St. Joan of Arc, now in its 130th year, is located in the city’s Uptown/Carrollton neighborhood near Tulane University and serves pre-K through seventh grade. It preceded the neighboring parish church, which was founded in 1909 as the first in the city administered by the Josephites, who work specifically with African Americans.

While the area has historically been Black, gentrification has caused it to become increasingly White over the years, especially since the repopulation of the city following Hurricane Katrina—which itself occasioned a major reorganization of the Archdiocese of New Orleans.

St. Joan of Arc had reportedly been on the list of schools set to close following the storm, but advocates at the parish level moved forward with a reopening plan, though with limited financial support going forward from the archdiocese.

Now, 18 years and one global pandemic later, enrollment declines brought the historic school to a breaking point.

“The financial burden the school would create to the parish would have an adverse impact on our community as a whole,” reads the closure letter, whose signees include the parish council president and a member of the parish finance council.

“In the end, it was clear that it would be in the best interest of our parish community [for the school] to close.”
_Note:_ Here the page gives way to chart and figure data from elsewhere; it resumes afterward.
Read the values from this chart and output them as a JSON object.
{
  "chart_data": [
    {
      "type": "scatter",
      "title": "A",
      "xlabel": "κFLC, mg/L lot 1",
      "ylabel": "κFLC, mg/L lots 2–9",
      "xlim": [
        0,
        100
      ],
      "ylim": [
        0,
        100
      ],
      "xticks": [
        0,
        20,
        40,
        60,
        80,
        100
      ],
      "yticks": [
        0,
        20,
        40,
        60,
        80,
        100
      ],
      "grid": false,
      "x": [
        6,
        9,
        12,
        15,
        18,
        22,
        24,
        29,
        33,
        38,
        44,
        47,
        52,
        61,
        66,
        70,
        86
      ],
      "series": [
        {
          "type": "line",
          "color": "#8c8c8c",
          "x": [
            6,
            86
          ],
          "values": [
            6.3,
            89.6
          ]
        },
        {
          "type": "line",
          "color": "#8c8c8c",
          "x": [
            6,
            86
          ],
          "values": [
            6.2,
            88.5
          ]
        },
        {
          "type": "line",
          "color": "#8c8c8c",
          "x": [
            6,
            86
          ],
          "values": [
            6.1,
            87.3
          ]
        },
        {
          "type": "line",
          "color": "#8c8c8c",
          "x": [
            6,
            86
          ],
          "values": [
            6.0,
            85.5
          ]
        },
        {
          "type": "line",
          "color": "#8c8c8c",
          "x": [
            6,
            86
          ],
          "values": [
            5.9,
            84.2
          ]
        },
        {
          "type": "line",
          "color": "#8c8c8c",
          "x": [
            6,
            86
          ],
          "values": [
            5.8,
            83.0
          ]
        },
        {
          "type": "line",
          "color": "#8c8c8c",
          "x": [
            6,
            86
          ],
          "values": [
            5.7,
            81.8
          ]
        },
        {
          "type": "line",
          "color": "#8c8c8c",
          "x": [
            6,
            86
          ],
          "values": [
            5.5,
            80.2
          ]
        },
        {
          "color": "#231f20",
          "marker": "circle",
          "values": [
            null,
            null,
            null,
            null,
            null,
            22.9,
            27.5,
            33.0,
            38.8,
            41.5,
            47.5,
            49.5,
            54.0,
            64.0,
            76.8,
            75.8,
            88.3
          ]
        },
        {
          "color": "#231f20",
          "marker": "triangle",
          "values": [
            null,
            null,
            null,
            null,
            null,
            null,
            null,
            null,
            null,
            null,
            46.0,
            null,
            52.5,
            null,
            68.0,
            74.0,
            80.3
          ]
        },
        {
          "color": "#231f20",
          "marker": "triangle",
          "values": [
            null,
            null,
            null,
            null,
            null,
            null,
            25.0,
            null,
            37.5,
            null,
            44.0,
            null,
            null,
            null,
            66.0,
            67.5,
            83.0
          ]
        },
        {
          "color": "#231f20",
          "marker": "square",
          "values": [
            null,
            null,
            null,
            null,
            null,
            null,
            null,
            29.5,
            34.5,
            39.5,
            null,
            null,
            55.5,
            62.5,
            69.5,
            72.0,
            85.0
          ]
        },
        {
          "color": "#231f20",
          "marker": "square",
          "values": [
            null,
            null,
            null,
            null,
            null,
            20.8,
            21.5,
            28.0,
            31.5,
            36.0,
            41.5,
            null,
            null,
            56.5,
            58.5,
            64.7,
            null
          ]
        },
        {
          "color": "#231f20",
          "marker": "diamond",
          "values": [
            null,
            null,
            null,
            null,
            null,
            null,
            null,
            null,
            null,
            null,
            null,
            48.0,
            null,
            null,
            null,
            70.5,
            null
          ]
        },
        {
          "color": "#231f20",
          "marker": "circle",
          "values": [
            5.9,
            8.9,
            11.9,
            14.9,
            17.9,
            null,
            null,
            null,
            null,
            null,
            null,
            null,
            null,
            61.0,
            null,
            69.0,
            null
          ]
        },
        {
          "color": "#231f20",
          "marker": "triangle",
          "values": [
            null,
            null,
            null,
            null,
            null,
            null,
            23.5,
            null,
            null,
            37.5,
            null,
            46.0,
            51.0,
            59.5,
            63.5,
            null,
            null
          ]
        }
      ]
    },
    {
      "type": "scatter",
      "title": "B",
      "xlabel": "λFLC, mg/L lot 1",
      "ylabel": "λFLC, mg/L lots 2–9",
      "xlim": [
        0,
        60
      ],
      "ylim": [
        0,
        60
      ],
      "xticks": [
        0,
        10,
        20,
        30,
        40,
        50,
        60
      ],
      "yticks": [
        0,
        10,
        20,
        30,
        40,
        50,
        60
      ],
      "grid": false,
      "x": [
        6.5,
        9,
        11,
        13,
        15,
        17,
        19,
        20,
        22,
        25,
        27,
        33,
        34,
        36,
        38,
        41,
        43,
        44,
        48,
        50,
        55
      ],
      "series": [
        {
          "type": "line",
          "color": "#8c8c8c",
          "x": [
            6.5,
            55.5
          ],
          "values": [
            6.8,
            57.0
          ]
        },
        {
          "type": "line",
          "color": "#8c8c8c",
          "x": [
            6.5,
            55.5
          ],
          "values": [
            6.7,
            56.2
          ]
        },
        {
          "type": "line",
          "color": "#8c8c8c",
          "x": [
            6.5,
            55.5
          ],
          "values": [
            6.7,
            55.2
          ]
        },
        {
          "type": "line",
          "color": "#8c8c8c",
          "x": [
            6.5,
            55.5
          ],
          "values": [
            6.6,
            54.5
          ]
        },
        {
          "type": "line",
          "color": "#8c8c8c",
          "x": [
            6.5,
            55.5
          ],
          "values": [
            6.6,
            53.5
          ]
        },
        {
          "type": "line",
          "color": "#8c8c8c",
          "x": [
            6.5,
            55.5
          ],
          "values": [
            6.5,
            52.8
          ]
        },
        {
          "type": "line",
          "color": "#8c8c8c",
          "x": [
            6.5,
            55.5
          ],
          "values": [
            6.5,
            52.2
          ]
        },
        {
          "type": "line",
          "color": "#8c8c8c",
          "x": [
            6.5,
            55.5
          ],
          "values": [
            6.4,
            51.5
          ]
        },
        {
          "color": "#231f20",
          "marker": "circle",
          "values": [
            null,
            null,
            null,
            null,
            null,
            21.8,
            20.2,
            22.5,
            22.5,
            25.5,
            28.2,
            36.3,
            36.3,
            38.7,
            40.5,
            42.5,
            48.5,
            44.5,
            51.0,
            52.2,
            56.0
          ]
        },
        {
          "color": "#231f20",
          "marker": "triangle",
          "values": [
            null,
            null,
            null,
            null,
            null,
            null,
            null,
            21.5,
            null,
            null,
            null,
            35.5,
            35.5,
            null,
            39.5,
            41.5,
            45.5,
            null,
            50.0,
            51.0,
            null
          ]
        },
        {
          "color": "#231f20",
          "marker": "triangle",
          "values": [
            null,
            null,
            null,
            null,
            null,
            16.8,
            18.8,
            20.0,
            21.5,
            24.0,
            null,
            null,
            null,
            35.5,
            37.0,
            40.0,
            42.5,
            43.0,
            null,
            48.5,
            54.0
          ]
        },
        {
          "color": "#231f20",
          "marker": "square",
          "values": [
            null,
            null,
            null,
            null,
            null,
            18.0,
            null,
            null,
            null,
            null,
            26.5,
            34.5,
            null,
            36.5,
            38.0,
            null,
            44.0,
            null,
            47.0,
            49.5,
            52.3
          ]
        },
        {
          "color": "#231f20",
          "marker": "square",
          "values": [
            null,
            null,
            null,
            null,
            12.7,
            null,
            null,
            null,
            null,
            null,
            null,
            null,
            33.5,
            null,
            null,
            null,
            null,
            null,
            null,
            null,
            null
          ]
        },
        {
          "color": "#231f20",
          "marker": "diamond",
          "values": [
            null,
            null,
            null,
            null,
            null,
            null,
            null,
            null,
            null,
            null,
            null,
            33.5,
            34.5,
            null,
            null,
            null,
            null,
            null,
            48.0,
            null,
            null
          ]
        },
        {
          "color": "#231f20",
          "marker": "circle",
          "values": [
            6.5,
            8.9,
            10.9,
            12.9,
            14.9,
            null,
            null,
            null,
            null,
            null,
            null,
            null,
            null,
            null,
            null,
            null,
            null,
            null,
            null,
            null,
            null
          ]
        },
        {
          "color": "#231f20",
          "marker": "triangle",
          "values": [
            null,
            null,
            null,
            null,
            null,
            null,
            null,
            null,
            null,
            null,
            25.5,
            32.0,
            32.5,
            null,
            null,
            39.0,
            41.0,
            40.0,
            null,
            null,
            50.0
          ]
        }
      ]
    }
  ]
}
The school had recently undergone a number of leadership changes, with three principals in the past four years. The immediate past principal, Deacon Lawrence Houston, arrived at the school following the closure of his previous post, the city’s historically Black St. Peter Claver Catholic School, in 2019.

Sean Goodwin, formerly an administrator in the public school system, succeeded Houston last summer—with tempers still flaring in the city after the closure of St. Rita Catholic School, a predominantly Black institution located less than two miles from St. Joan of Arc.

“It’s a ball of emotion,” said one parent speaking to WWLTV this week whose children were transferred to St. Joan of Arc from St. Rita after the latter’s closure.

“I have two girls, 6 and 11. On average I might spend two or three hundred dollars on uniforms alone and now I have to do this all over again.”

Parents, alumni, and students gathered in front of St. Joan of Arc on Thursday evening to vent their frustrations and demand the school remain open.

“We need everyone to pray for us… Whatever you can do or give to support the school, please do that for us,” said alum Vonterrance Francis.

“We don’t want to uproot our kids. We want them to stay here because it’s a family. It’s a community. We all love each other.”

Similar protests took place concerning St. Rita last year, involving a media campaign pointing out similar enrollment at predominantly White Catholic schools in the city that remain open. The efforts were ultimately unsuccessful.

Parents of students at St. Joan of Arc say they have requested a meeting with the superintendent and the parish council but have not received a response.

“I’m speechless. I’m really heartbroken,” said parent Misty Frye in her remarks at the protest.

“Black Catholic schools should be our priority.”

Nate Tinner-Williams is co-founder and editor of Black Catholic Messenger and a seminarian with the Josephites.